Concrete Coatings Protect Concrete Tanks
In many ways, concrete is an excellent material to make industrial tanks out of. It's both inexpensive and strong. If not protected by a barrier, however, the liquids held in concrete tanks will leak through the tanks.
Concrete's a porous material, so liquids can seep into it. Some liquids used in industrial settings, such as oils and acids, can erode concrete quickly. Even seemingly benign liquids, such as water, will wreak damage if they freeze. As Making Wood Good details, water expands when it becomes ice. At it expands, it can crack concrete, which is inflexible.
Coatings prevent this deterioration from happening by not allowing the liquid in a tank to come into contact with the tank's cement floor, walls or top.
Contamination Causes Delamination -- And Leaks
Before a concrete coating is applied to a tank, the concrete surface being coated must be completely clean. If there are any contaminants, such as dirt, dust or even little concrete particles, they can prevent the concrete coating from properly adhering to the concrete tank. Just a small area that's not perfectly clean can cause a tank coating to delaminate from the tank.
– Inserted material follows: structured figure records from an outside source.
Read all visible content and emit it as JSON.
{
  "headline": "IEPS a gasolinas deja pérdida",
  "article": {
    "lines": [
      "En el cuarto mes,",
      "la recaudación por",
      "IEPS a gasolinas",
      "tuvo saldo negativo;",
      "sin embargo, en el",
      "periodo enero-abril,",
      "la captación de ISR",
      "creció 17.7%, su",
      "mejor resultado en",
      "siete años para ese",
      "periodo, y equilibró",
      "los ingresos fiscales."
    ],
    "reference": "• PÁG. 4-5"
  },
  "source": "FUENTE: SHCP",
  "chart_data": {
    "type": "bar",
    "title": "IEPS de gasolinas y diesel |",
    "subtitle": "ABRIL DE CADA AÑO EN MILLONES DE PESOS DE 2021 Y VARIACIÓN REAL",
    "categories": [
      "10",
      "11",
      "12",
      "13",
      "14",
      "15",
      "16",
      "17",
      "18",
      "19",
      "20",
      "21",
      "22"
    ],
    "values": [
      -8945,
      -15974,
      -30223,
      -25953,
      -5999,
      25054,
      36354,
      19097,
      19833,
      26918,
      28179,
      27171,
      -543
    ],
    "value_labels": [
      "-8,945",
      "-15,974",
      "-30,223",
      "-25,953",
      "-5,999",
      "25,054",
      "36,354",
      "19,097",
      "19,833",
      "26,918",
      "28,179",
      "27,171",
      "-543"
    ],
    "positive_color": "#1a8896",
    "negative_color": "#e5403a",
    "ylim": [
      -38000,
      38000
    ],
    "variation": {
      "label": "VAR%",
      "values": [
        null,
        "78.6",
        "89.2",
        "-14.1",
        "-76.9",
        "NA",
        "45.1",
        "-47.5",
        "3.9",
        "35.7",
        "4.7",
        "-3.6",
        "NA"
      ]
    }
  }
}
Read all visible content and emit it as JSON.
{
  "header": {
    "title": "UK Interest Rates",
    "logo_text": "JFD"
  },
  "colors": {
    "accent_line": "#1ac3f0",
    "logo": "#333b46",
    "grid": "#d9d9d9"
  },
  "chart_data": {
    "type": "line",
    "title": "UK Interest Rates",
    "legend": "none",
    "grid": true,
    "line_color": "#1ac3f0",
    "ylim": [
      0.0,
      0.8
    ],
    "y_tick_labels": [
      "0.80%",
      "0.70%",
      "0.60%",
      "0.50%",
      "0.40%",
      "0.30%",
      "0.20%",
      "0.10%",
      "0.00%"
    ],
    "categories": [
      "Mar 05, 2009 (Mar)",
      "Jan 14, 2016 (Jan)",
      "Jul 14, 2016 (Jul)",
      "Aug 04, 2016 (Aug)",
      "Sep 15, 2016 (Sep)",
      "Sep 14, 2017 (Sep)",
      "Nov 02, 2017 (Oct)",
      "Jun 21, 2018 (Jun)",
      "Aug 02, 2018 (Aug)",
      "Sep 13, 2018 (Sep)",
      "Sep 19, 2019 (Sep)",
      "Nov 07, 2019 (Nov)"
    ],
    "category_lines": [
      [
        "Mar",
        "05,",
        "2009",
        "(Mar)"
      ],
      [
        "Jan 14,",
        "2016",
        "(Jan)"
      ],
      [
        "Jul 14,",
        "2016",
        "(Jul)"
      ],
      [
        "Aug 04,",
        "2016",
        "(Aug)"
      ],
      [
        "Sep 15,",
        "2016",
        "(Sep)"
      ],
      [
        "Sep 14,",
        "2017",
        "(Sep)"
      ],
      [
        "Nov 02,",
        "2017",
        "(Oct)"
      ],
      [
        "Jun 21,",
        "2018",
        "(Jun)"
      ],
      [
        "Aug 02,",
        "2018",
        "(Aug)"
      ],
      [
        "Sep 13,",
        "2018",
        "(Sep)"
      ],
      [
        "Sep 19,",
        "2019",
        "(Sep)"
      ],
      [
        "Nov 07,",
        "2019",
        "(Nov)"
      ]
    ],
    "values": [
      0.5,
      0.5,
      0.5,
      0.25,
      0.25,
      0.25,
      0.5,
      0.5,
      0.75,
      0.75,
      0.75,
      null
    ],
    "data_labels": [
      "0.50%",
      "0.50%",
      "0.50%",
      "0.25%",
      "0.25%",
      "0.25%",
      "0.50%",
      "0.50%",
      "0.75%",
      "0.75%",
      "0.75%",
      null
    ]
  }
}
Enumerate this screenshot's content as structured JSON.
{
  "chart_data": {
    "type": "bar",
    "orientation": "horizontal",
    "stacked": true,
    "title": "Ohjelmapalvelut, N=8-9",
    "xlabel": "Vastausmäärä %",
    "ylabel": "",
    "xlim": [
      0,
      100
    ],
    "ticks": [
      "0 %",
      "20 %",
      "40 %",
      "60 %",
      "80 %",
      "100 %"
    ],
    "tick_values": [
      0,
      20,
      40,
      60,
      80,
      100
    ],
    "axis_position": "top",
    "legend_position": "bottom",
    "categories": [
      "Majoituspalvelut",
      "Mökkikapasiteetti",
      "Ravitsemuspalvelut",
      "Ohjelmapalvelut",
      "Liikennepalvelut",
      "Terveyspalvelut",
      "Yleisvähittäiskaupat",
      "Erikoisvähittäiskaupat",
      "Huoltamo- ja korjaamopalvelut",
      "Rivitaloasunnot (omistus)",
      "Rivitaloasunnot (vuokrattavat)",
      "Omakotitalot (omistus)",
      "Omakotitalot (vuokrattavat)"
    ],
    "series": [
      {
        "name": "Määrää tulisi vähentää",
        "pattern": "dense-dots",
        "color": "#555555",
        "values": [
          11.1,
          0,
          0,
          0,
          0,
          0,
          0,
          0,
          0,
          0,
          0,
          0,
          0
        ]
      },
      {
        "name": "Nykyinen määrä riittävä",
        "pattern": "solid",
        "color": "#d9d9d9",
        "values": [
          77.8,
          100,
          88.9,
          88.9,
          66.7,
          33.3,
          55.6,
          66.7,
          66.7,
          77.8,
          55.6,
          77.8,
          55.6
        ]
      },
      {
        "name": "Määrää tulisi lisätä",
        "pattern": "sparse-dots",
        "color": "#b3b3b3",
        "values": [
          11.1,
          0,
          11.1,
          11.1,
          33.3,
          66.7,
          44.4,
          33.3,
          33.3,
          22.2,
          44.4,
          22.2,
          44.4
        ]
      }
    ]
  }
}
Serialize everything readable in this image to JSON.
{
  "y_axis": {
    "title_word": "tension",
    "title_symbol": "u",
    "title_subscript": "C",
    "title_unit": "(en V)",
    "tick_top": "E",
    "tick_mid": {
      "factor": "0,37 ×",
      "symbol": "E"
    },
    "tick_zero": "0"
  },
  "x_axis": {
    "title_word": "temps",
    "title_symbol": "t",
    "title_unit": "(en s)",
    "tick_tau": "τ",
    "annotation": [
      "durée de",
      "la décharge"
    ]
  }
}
If a coating begins to delaminate, the liquid being held in the tank can get in behind the coating. The liquid will then seep into the concrete tank and between the tank coating and tank. As it does, the problem will only worsen and become more acute. Soon, the tank, and possibly other property such as the ground near the tank, will be damaged.
Cleaning Methods Don't Check for Thoroughness
There are a number of ways to clean a concrete tank:
- shotblasting, which cleans concrete with steel shot
- scarifying, which cleans concrete by scarring its surface
- diamond grinding, which grinds the surface of concrete with a strong diamond
All of these methods can be effective ways to clean and prep a concrete tank to be coated. None of them, however, include a way to tell when the concrete has been thoroughly cleaned. Without a test, technicians must judge when a tank's surface is clean by just looking at it. If they make a mistake, which is easy to do because even small particles can cause delamination, a leak may develop and the tank might eventually be damaged.
A Water Spot Test Checks for Contamination
A water spot test provides a way to check for contamination on the surface of a concrete tank. Unlike the naked eye, a water spot test can find even the smallest remnants of contaminants. Best of all, this test is easy and inexpensive.
To perform a water spot test, lightly spray the top, sides and bottom of the tank with water. Watch whether the water seeps into the concrete or beads up. Anywhere that the water seeps in, the concrete is clean and free of contaminants. Anywhere the water beads up, the concrete hasn't been thoroughly cleaned. There is some contaminant between the water and concrete that's preventing the water from seeping into the concrete. Any place that still has contaminants should be recleaned, and then the water spot test should be readministered.
After completing this test, you'll have to let the tank dry out. This minor delay, however, is much easier to cope with than a leak caused by delamination. Because delamination can lead to costly property damage, it's worth taking a little time to use the water spot test to check for contaminants before applying a concrete tank coating.